[Fwd: A Movie Electrician Responds to Katha]

Marta Russell ap888 at lafn.org
Tue Nov 16 10:02:09 PST 1999


I'd like to add one more thing that may not come through after reading my last post -- everyone I know who works in one of the craft trades in Hollywood, works hard to make their living. I did too in visual effects production -- long days are a part of the gig for hands-on workers though may not be for say, voice over actors. There is no doubt that the way the studios have structured the business, craft workers need to be ever vigilantly guarding and advancing gains.

marta

Marta Russell wrote:


> Tom Lehman wrote:
>
> > I expect to hear from a few others out in California familiar with the
> > situation in the movie industry.
> >
> > TL
>
> I don't recall Katha saying anything against the workers. The discussion was
> about the union and my original post was about the recent union decision to
> get on board the free trade issue.
>
> My film experience was in visual effects production and later supervision of
> that production -- a category of film work where there were no unions
> representing supervisors or workers because we did not fit into the
> traditional trades.
>
> I've worked on many many movie sets and film locations in my day, and I
> certainly would not characterize the Hollywood work scene as one where "our
> working conditions are among the worst in the world." It is a gross
> exaggeration.
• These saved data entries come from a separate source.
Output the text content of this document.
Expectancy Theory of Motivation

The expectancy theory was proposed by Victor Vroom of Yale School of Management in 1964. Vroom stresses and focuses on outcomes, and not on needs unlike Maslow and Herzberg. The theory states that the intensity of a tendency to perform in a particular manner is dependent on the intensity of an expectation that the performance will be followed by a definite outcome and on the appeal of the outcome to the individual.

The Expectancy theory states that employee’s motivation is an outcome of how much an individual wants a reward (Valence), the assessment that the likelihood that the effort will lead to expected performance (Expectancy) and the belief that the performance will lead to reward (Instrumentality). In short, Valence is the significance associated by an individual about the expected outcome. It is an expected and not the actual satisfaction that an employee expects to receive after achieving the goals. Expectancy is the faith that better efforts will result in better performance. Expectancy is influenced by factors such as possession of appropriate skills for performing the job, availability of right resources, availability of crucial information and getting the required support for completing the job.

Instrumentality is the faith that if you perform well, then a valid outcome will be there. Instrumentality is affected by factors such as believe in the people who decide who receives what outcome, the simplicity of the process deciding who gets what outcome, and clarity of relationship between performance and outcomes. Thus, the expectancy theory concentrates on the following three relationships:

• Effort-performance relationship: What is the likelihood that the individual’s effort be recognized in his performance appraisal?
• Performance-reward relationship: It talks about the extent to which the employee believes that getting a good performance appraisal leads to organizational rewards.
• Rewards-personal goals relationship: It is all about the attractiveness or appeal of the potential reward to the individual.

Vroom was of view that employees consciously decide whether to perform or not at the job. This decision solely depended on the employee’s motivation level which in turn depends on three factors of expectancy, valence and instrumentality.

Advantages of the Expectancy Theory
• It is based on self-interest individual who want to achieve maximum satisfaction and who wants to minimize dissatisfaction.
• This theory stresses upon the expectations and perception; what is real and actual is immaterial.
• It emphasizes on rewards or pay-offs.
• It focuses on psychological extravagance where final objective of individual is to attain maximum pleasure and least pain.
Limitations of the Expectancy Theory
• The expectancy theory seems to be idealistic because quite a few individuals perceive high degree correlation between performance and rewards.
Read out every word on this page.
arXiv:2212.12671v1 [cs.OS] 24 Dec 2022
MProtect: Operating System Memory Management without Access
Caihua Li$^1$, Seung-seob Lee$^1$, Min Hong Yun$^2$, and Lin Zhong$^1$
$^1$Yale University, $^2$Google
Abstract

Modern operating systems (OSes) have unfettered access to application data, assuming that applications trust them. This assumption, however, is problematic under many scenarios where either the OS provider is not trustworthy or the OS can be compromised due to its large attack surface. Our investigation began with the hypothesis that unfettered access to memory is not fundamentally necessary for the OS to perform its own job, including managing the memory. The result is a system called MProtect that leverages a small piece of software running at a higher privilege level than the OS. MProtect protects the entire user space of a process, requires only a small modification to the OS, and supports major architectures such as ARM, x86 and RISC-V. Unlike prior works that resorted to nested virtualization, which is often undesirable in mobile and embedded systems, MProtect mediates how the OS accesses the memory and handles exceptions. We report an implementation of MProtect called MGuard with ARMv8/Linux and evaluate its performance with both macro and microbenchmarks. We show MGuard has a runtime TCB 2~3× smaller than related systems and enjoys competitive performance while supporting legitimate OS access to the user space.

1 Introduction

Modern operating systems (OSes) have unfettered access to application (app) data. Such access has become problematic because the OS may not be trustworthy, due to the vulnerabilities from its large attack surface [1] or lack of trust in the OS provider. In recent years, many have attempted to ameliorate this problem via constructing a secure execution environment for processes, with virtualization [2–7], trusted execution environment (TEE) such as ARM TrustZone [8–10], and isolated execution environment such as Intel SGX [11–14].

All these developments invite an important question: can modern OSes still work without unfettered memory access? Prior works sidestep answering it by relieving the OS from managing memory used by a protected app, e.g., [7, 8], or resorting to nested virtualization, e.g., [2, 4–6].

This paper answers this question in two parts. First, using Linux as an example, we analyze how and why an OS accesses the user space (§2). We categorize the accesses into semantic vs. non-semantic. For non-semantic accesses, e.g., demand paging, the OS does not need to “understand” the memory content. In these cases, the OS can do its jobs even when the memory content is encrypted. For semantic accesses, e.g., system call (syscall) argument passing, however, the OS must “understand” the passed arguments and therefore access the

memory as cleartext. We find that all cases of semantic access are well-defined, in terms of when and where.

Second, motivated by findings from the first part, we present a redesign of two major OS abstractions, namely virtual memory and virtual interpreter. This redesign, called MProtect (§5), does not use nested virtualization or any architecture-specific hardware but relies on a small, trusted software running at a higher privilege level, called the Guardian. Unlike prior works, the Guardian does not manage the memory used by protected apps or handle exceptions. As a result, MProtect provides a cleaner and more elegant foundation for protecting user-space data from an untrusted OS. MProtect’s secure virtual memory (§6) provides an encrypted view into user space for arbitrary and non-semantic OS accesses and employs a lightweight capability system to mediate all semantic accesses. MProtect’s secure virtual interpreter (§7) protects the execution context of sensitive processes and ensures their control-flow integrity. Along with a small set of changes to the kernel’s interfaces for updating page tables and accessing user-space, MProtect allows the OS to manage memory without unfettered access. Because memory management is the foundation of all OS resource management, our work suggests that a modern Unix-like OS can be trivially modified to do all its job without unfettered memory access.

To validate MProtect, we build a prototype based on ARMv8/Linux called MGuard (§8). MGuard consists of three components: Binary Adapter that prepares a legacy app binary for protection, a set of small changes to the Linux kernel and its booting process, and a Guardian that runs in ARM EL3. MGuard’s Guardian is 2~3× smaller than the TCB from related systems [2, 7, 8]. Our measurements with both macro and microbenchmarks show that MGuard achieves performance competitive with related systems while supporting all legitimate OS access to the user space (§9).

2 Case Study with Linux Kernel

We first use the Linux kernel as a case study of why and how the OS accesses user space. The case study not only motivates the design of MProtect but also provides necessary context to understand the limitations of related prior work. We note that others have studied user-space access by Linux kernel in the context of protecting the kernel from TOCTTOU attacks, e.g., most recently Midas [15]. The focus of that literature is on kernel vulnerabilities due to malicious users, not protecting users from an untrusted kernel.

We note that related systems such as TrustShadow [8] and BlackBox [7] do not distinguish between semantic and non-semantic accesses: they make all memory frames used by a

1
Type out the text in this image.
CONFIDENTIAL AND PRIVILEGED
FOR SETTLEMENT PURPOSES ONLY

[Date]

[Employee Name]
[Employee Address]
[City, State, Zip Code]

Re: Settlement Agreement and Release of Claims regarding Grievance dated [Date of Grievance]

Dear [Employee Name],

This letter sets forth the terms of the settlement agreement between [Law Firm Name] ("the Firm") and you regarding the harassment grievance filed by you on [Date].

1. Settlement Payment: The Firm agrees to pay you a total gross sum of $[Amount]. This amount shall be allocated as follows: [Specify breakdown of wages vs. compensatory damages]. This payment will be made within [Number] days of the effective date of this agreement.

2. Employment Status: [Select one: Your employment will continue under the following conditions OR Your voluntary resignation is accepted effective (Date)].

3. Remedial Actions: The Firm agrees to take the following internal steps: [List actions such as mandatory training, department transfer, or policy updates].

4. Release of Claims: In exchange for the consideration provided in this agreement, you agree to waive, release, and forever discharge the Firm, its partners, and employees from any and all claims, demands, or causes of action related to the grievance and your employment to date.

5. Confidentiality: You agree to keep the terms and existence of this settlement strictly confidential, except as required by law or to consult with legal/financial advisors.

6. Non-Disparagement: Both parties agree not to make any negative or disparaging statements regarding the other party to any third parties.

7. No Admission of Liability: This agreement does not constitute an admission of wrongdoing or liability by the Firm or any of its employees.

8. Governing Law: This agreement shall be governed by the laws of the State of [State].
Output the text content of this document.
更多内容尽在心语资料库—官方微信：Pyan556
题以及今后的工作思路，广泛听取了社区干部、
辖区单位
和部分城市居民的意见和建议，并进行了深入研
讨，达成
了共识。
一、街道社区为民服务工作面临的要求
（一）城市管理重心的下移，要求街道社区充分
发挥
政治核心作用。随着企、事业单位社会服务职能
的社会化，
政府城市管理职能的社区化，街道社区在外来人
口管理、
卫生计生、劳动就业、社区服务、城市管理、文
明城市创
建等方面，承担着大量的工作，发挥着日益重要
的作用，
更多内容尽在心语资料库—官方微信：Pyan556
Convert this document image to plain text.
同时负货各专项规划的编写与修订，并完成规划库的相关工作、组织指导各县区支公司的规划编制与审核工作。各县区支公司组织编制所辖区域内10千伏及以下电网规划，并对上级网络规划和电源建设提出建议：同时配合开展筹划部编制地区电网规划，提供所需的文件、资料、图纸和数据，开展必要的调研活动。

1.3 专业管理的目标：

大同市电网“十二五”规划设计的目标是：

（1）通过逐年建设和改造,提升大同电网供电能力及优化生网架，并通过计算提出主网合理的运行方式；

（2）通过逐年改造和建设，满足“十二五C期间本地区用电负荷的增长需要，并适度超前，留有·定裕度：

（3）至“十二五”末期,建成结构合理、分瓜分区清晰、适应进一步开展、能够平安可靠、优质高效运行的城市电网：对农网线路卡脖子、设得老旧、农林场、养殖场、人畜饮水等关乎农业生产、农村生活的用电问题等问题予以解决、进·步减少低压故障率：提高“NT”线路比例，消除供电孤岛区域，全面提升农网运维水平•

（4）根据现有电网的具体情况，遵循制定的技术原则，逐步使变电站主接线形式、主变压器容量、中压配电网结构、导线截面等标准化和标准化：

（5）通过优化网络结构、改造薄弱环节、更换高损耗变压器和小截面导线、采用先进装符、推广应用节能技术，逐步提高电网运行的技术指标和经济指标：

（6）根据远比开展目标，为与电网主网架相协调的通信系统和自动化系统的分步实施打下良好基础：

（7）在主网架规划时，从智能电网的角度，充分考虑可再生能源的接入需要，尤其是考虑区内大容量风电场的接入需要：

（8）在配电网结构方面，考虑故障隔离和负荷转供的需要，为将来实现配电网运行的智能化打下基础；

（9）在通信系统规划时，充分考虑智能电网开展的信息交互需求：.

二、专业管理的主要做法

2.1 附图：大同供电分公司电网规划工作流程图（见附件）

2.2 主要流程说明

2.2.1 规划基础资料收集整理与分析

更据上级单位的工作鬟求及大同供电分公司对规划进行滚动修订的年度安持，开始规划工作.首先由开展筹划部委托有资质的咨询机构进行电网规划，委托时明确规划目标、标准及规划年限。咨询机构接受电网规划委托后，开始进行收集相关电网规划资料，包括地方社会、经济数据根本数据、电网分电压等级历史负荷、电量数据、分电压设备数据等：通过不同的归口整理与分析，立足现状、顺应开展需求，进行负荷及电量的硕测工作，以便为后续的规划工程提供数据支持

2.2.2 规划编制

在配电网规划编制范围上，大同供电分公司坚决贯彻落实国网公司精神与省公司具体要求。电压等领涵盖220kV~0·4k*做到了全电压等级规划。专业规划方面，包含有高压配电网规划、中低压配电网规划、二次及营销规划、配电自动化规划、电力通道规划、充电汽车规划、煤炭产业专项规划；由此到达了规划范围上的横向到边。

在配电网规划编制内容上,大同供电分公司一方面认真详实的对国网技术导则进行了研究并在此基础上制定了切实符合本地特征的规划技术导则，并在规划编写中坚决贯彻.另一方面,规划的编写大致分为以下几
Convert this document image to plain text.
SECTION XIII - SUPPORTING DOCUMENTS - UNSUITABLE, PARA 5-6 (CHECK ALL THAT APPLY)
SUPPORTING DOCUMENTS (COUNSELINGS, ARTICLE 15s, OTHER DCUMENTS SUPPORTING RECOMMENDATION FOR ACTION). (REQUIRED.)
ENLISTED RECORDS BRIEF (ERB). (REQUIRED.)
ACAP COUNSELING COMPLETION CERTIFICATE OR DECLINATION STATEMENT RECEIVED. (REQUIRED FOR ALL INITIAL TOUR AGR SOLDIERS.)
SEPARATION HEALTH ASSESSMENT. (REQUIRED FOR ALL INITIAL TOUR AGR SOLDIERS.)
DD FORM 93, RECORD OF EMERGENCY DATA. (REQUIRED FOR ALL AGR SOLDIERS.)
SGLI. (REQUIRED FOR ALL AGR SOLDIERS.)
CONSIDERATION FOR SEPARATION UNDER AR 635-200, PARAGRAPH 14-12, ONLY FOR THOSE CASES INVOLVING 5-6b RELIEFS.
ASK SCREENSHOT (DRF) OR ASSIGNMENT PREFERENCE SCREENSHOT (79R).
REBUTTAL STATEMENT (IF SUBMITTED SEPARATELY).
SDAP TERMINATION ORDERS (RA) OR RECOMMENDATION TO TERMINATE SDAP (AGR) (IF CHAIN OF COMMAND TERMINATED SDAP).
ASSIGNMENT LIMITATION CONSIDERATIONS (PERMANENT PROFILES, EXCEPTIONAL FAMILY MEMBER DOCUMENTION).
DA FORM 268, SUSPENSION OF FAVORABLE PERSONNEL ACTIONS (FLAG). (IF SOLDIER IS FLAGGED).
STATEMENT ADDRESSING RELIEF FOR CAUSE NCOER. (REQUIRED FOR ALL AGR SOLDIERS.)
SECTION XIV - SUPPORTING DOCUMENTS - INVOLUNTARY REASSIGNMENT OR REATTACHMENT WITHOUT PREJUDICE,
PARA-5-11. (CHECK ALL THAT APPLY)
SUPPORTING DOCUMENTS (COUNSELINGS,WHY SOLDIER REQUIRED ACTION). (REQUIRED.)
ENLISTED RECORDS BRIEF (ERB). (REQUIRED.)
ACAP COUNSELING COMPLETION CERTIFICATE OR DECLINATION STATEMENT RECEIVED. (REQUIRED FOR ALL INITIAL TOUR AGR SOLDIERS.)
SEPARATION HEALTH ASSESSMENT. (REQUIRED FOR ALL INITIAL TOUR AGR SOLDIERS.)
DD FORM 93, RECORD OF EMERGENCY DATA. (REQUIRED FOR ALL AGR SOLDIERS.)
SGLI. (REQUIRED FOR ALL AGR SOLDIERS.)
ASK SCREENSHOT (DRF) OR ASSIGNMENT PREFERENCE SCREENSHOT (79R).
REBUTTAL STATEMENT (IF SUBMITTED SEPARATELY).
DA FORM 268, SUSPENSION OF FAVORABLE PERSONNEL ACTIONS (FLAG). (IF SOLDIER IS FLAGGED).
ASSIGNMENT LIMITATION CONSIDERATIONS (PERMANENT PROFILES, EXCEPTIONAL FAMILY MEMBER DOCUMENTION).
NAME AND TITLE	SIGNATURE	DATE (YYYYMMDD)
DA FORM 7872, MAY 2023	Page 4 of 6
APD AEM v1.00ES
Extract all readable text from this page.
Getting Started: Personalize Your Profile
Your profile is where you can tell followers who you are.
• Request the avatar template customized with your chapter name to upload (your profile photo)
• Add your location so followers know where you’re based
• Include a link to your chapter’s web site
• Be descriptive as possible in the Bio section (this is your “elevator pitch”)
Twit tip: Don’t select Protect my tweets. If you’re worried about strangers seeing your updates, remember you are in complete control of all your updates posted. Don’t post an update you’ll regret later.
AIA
Bagels, donuts, coffee, appleboxes to sit on, directors who
> though can be egomaniacs, generally respect the trades and count on their
> expertise to do a job properly. Contrast this to production line work in
> sweaty factories where women slave 12 or more hour days with no breaks at
> salaries this guy would laugh at -- where workers lives are at stake, where
> their youth is used up, health destroyed and are as replaceable as
> barnyard animals and treated the same. It does not do Hollywood workers
> image any good to bemoan the supposedly horrible working conditions -- I've
> never seen one in over 13 years of active film production work at many major
> studios, not even on low budget independent films. Not that these workers
> should not have job security, good pay, and benefits, etc. but really there
> is no comparision to many working people's conditions in the world.
>
> The question I have, is why didn't the Hollywood unions see this NAFTA thing
> coming and do something about it before now? My suspicion is that they saw
> it but did not believe it could happen to them. They've have a pretty
> isolated business, dependent upon skills unique to a Hollywood setting -- but
> now that more workers can do the same work in Austrailia, in Canada, in Korea
> -- for
> less money -- this locale security is a thing of the past.
>
> My original post made the point (correct me if I am wrong) that the
> Hollywood unions had done very little in the past to join the fight against
> NAFTA when other worker jobs were going to other countries - insulating
> themselves from the other workers plight. Now when their ox is getting gored
> they join the frey because they are losing their jobs and standard of living.
>
> This has been coming a long time, but only recently has there been protest.
> The studios knew where this was going way before the union got activated. Did
> the Hollywood workers think the MPAA would protect them when every major
> corporate interest in the nation has abandoned the workers -- they are all
> corporations which are more interested in profits than people's lives?